Latelyy my father was taking Loritab for pain. One night he went into a violent rage and we ended up having him admitted to the hospital. The doctors took him off Loritab and all was well for abou 3 weeks. He has lashed out agin at my mother accusing her of running a prostitue ring and has threathen to kill her. We have removed all guns and knives form the house. He remembers what he has said to my mother, but he really believes my mother is running an illegal business. He gets mad at me when I try to talk to him and accusing my mother of telling me everything. He gets violent and my mother strats crying and this seems to make him worse.
What can I do to help my dad? Is there a psychotic drug available? He is on several medications for his heart. When he is in his 'right mind', he is great to be around...
It sounds as though what might help is an inpatient psychiatric evaluation and medication adjustment. This way, doctors who are experienced in dealing with these sorts of issues can sort out what works for his situation.
I would not wait. You know how they say e0% of caregivers die before their charges do? My elderly aunt kept the physical abuse her very sweet husband was subjected her to out of shame. By the time my cousins got him into memory care, it had taken its toll. She died several months later of a massive heart attack. He lived for anothher 3 years. Please get some help for your mom. Call tomorrow.
Corinne
Give a Hug
First, this is not "general age-related decline." Poor Dad has something seriously wrong. I'd guess dementia, but I don't even play a doctor on tv! A profesional diagnosis is needed.
Second, while this behavior may indeed stem from an "unmet need," it is very unlikely that you or your mother will be able to determine what that need is and meet it while Dad is waving a cane over your head, or grabbing at your throat. It is CRITICAL that you take steps to protect yourselves.Reread what alwayslearning and IsntEasy wrote. Some really good advice there! People in this kind of rage do not realize their own strength, and also inability to understand consequences make this a dangerous situation.

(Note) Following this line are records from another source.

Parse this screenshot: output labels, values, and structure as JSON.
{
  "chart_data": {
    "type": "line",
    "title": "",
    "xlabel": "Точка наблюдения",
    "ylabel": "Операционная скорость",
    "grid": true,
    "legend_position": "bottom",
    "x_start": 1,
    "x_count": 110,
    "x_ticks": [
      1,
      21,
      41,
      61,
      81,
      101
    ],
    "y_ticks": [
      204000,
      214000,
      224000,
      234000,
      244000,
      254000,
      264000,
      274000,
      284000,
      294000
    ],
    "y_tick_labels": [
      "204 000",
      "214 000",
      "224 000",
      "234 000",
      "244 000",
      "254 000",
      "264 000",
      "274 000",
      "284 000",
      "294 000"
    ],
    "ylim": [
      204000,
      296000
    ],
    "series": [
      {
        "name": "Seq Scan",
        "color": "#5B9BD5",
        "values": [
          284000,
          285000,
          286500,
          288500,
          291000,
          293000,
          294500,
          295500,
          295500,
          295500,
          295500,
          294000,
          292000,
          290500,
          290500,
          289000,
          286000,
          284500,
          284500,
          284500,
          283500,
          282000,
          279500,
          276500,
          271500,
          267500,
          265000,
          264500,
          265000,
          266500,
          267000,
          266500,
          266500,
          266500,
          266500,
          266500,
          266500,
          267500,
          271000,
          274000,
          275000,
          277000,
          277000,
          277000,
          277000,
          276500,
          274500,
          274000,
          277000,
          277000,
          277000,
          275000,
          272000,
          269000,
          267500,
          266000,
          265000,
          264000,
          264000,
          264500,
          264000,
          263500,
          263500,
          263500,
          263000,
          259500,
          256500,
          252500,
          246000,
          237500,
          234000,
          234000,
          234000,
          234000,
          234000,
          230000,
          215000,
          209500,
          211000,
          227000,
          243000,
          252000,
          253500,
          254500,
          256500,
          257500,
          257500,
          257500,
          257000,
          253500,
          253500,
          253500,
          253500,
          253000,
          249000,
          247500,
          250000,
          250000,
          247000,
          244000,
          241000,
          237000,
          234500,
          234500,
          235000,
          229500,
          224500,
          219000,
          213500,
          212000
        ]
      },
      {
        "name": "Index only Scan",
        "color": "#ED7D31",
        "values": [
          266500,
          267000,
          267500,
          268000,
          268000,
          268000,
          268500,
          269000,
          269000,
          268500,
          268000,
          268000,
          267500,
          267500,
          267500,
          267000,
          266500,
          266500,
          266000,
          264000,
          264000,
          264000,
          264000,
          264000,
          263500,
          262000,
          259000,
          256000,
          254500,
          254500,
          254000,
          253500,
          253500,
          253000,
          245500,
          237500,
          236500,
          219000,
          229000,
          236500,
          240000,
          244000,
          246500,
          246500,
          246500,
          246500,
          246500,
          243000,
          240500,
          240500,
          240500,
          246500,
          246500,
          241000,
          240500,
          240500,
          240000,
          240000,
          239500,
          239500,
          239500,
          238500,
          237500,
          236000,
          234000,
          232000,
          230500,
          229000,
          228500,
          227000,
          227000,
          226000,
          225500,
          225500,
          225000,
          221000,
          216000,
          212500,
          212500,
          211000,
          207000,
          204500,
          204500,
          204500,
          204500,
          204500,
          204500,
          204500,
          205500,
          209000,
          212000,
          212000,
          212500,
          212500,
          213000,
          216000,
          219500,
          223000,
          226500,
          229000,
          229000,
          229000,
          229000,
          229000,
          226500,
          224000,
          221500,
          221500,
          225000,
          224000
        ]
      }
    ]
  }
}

Next, do keep in mind that this is Not Your Fault. Love and patience and understanding are indeed important. But Dad's behavior is not a result of a lack of love or patience or understanding. Dad's behavior is not under your control and even influencing it may be very difficult to impossible when he is in one of his violent moods.
Also, if this is dementia it may be temporary, and perhaps it will be replaced by other behaviors. But you all have to survive this phase first! Do not try to wait it out, witout getting medical help and taking appropriate steps to protect yourselves.
Above all, be careful. I know of a case where a formerly loving husband became agitated and verbally abusive to his wife. It escalated over a period of months, but no one thought he was capable of physically abusing her. He, too, was such a nice person when lucid. But, one day, he flew off the handle over some innocent comment his wife made and he struck her with his cane and knocked her to the ground. She broke her hip and recovery was long and difficult. Never assume that your father wouldn't be dangerous to your mom or you. When he's not of right mind he is not the father you trust.
Be very careful in looking for a drug. Instead lead to distract and move away from his reach if he becomes physical. Most often this behavior is because of an unmet need. He had difficulty letting you know what he wants, maybe. Remember what you know already: "When he is in his 'right mind', he is great to be around...", right?
Patience, love, and understanding of this condition is critical to surviving each stage with your father.